Remember that time we first met? It was on the marble staircase on our first day at Hogwarts. You were introducing yourself to Harry, and offering to be his friend since he was 'The Boy Who Lived'. You were acting your usual snarky, bigoted, Malfoy pure-blood self, dissing Harry for choosing to hang out with Ron. I remembered how much I disliked you back then, thinking you were definitely a spoilt, rich pure-blood who would end up being sorted in Slytherin. I already knew all about Hogwarts before going there through reading _Hogwarts: A History_. I can imagine the look you will be giving me after reading this, thinking "Trust Granger to start reading even before attending Hogwarts!" Well, you should have known me well by now! Hermione Granger would never be able to resist a good book. _Hogwarts: A History _is really an excellent book; I've been asking you, Harry and Ron to read it for ages and my words always just falls on deaf ears. Sometimes, I really wonder if you guys had a conspiracy and placed a permanent _'Muffliato'_ spell on me when I wasn't looking.

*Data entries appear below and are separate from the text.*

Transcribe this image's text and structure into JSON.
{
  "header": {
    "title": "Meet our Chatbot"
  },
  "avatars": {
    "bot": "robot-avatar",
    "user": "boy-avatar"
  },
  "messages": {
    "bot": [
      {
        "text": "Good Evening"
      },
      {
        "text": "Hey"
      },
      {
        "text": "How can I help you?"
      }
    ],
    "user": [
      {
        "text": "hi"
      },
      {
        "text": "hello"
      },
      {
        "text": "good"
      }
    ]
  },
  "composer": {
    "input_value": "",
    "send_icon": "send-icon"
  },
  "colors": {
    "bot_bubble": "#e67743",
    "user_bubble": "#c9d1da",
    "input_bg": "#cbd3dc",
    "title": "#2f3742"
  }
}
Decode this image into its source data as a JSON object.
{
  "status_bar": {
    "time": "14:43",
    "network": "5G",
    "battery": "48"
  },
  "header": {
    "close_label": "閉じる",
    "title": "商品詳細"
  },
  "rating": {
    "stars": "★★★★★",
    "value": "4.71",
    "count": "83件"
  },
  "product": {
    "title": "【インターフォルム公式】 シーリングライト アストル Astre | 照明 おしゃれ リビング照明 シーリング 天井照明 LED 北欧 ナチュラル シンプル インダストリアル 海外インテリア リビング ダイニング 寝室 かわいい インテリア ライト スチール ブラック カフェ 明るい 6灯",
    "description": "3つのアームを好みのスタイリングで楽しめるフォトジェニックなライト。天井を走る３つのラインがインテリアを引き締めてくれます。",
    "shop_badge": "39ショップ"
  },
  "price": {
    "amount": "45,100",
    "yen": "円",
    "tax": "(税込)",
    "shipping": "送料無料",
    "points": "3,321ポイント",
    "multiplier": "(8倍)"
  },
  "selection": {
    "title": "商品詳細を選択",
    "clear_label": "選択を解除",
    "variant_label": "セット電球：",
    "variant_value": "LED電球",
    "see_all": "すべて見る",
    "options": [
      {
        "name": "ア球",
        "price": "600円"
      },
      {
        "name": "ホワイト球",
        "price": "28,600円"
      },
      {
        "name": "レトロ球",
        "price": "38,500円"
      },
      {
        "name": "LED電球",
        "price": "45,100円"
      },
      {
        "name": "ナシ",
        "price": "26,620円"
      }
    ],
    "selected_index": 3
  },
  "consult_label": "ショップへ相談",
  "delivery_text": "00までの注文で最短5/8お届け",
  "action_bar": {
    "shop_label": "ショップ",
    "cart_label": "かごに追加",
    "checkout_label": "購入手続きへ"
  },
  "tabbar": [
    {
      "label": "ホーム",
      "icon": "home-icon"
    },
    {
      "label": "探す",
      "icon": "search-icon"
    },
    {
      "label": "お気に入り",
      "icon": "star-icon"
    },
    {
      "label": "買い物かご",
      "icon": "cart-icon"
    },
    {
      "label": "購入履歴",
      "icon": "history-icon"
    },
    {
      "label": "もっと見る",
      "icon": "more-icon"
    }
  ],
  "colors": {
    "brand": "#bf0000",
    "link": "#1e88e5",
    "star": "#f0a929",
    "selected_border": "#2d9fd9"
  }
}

Anyway, you should have seen the look on your face when Harry rejected your offer and chose Ron as his best friend instead. _Blood traitor_, you called him, remember? And we were sworn enemies ever since, especially since you were sorted into Slytherin (as I had predicted, I could almost feel you rolling your eyes while you read this) and we were sorted into Gryffindor. (Honestly, I was so surprised when I was sorted into Gryffindor! I had thought I would end up being sorted into Ravenclaw after reading _Hogwarts: A History_. I'm not complaining though, because I'm so glad the Sorting Hat made that choice! Plus, if I was not sorted into Gryffindor, I would never have been great friends with Harry, Ron, Ginny, Neville… and subsequently, you.) It was a wonder how we became best friends in the end. Maybe if you would have acted a little more humble back then, the four of us would have been best friends so much earlier.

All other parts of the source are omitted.